Nel guadagnare la porta, si sentì però afferrare per braccio: "Eh no! Ti piacerebbe, amico mio. Ma tu, a casa non ci torni. Resti qui seduto assieme a me: spremiamo le meningi e cerchiamo di trovare una soluzione per questa pover'anima in pena. Dovessimo restar qui un buon numero di giorni e di notti!"- sentenziò in tono severo Demichele.

L'avvocato sbuffò con tutto il fiato che riuscì a tirar fuori dai polmoni, ed imprecò in punta di lingua. Seguì un interminabile silenzio.

Intanto, quello che Rebecca non sapeva, poiché non le era consentito leggere i giornali, era che Giacomo Resta, Eliseo Verardi, Diego De Corsi e Tiziano Palazzi erano stati sepolti a pochissimi giorni di distanza. Non lo sapeva, eppure era come se l'avesse "avvertito".

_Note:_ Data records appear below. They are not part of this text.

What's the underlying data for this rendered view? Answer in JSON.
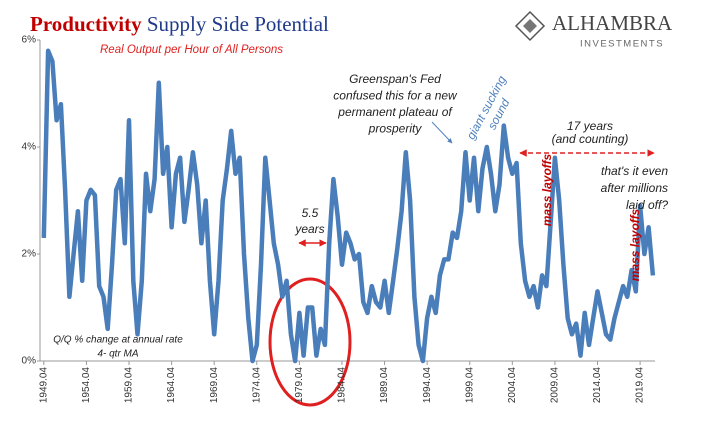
{
  "chart_data": {
    "type": "line",
    "title": [
      "Productivity",
      "Supply Side Potential"
    ],
    "subtitle": "Real Output per Hour of All Persons",
    "logo": {
      "name": "ALHAMBRA",
      "tagline": "INVESTMENTS"
    },
    "annotations": {
      "greenspan": [
        "Greenspan's Fed",
        "confused this for a new",
        "permanent plateau of",
        "prosperity"
      ],
      "giant": [
        "giant sucking",
        "sound"
      ],
      "span55": [
        "5.5",
        "years"
      ],
      "span17": [
        "17 years",
        "(and counting)"
      ],
      "question": [
        "that's it even",
        "after millions",
        "laid off?"
      ],
      "layoffs1": "mass layoffs",
      "layoffs2": "mass layoffs",
      "method": [
        "Q/Q % change at annual rate",
        "4- qtr MA"
      ]
    },
    "color": "#4a7ebb",
    "xlim": [
      1949.3,
      2021.5
    ],
    "ylim": [
      0,
      6
    ],
    "yticks": [
      {
        "value": 0,
        "label": "0%"
      },
      {
        "value": 2,
        "label": "2%"
      },
      {
        "value": 4,
        "label": "4%"
      },
      {
        "value": 6,
        "label": "6%"
      }
    ],
    "xticks": [
      {
        "value": 1949.75,
        "label": "1949.04"
      },
      {
        "value": 1954.75,
        "label": "1954.04"
      },
      {
        "value": 1959.75,
        "label": "1959.04"
      },
      {
        "value": 1964.75,
        "label": "1964.04"
      },
      {
        "value": 1969.75,
        "label": "1969.04"
      },
      {
        "value": 1974.75,
        "label": "1974.04"
      },
      {
        "value": 1979.75,
        "label": "1979.04"
      },
      {
        "value": 1984.75,
        "label": "1984.04"
      },
      {
        "value": 1989.75,
        "label": "1989.04"
      },
      {
        "value": 1994.75,
        "label": "1994.04"
      },
      {
        "value": 1999.75,
        "label": "1999.04"
      },
      {
        "value": 2004.75,
        "label": "2004.04"
      },
      {
        "value": 2009.75,
        "label": "2009.04"
      },
      {
        "value": 2014.75,
        "label": "2014.04"
      },
      {
        "value": 2019.75,
        "label": "2019.04"
      }
    ],
    "x": [
      1949.75,
      1950.25,
      1950.75,
      1951.25,
      1951.75,
      1952.25,
      1952.75,
      1953.25,
      1953.75,
      1954.25,
      1954.75,
      1955.25,
      1955.75,
      1956.25,
      1956.75,
      1957.25,
      1957.75,
      1958.25,
      1958.75,
      1959.25,
      1959.75,
      1960.25,
      1960.75,
      1961.25,
      1961.75,
      1962.25,
      1962.75,
      1963.25,
      1963.75,
      1964.25,
      1964.75,
      1965.25,
      1965.75,
      1966.25,
      1966.75,
      1967.25,
      1967.75,
      1968.25,
      1968.75,
      1969.25,
      1969.75,
      1970.25,
      1970.75,
      1971.25,
      1971.75,
      1972.25,
      1972.75,
      1973.25,
      1973.75,
      1974.25,
      1974.75,
      1975.25,
      1975.75,
      1976.25,
      1976.75,
      1977.25,
      1977.75,
      1978.25,
      1978.75,
      1979.25,
      1979.75,
      1980.25,
      1980.75,
      1981.25,
      1981.75,
      1982.25,
      1982.75,
      1983.25,
      1983.75,
      1984.25,
      1984.75,
      1985.25,
      1985.75,
      1986.25,
      1986.75,
      1987.25,
      1987.75,
      1988.25,
      1988.75,
      1989.25,
      1989.75,
      1990.25,
      1990.75,
      1991.25,
      1991.75,
      1992.25,
      1992.75,
      1993.25,
      1993.75,
      1994.25,
      1994.75,
      1995.25,
      1995.75,
      1996.25,
      1996.75,
      1997.25,
      1997.75,
      1998.25,
      1998.75,
      1999.25,
      1999.75,
      2000.25,
      2000.75,
      2001.25,
      2001.75,
      2002.25,
      2002.75,
      2003.25,
      2003.75,
      2004.25,
      2004.75,
      2005.25,
      2005.75,
      2006.25,
      2006.75,
      2007.25,
      2007.75,
      2008.25,
      2008.75,
      2009.25,
      2009.75,
      2010.25,
      2010.75,
      2011.25,
      2011.75,
      2012.25,
      2012.75,
      2013.25,
      2013.75,
      2014.25,
      2014.75,
      2015.25,
      2015.75,
      2016.25,
      2016.75,
      2017.25,
      2017.75,
      2018.25,
      2018.75,
      2019.25,
      2019.75,
      2020.25,
      2020.75,
      2021.25
    ],
    "values": [
      2.3,
      5.8,
      5.6,
      4.5,
      4.8,
      3.2,
      1.2,
      2.0,
      2.8,
      1.5,
      3.0,
      3.2,
      3.1,
      1.4,
      1.2,
      0.6,
      1.8,
      3.2,
      3.4,
      2.2,
      4.5,
      1.5,
      0.5,
      1.5,
      3.5,
      2.8,
      3.4,
      5.2,
      3.5,
      4.0,
      2.5,
      3.5,
      3.8,
      2.6,
      3.2,
      3.9,
      3.3,
      2.2,
      3.0,
      1.5,
      0.5,
      1.5,
      3.0,
      3.6,
      4.3,
      3.5,
      3.8,
      2.0,
      0.8,
      0.0,
      0.3,
      1.8,
      3.8,
      3.0,
      2.2,
      1.8,
      1.2,
      1.5,
      0.5,
      0.0,
      0.9,
      0.1,
      1.0,
      1.0,
      0.1,
      0.6,
      0.3,
      2.2,
      3.4,
      2.7,
      1.8,
      2.4,
      2.2,
      1.9,
      2.0,
      1.1,
      0.9,
      1.4,
      1.1,
      1.0,
      1.5,
      0.9,
      1.5,
      2.1,
      2.8,
      3.9,
      3.0,
      1.2,
      0.3,
      0.0,
      0.8,
      1.2,
      0.9,
      1.6,
      1.9,
      1.9,
      2.4,
      2.3,
      2.8,
      3.9,
      3.0,
      3.8,
      2.8,
      3.6,
      4.0,
      3.5,
      2.8,
      3.3,
      4.4,
      3.8,
      3.5,
      3.7,
      2.2,
      1.5,
      1.2,
      1.4,
      1.0,
      1.6,
      1.4,
      2.6,
      3.8,
      3.0,
      1.8,
      0.8,
      0.5,
      0.7,
      0.1,
      0.9,
      0.3,
      0.8,
      1.3,
      0.9,
      0.5,
      0.4,
      0.8,
      1.1,
      1.4,
      1.2,
      1.7,
      1.3,
      2.9,
      2.0,
      2.5,
      1.6
    ]
  }
}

Al marchesino Giacomo, l'infezione luetica aveva regalato una meningite, che l'aveva ucciso in poche ore. Per il giovane Verardi era sopraggiunta una pancreatite e per il De Corsi un'aortite sifilitica. Tiziano Palazzi invece, s'era suicidato. Lo inorridiva l'idea di andare incontro a sofferenze ancor più indicibili, e s'uccise prima che lo uccidesse la malattia. Al paesino, le campane a morto, avevano suonato ininterrottamente: un giorno sì e l'altro pure. Il povero Don Anastasio Acquaroli non sapeva più quali parole trovare per offrire cristiano conforto a quelle famiglie che ormai credevano solo alla rabbia cieca e al dolore sordo. Perfino il desiderio di vendetta s'era placato, e aveva smesso di ruggire nelle loro anime. Di tutti i giovani contagiati, solo Damiano Petrera e Beppe Guglielmi continuavano la loro lotta contro il morbo. La famiglia del povero Damiano aveva dovuto rinunciare a più di un pasto per garantire al figliolo le cure che gli avrebbero consentito non certo di guarire, ma almeno di soffrire il meno possibile. Le altre famiglie, tutte abbienti, mosse a compassione, avevano deciso di far colletta per quel giovanotto più sfortunato. Era strano, ma a volte la sofferenza si rivelava un potentissimo collante. La mezzanotte era scoccata da un pezzo: Fabrizio Demichele e Rocco Ciliberti discutevano ancora animatamente. Avevano passato in rassegna mille e più idee, alcune bocciate di primo acchito, altre scartate a una seconda disanima. Solo Rebecca, beata lei, dormiva. Il fuoco della rabbia s'era trasformato in cenere di stanchezza. Aveva deciso di spegnere la mente e di rimandare a domani qualsiasi decisione.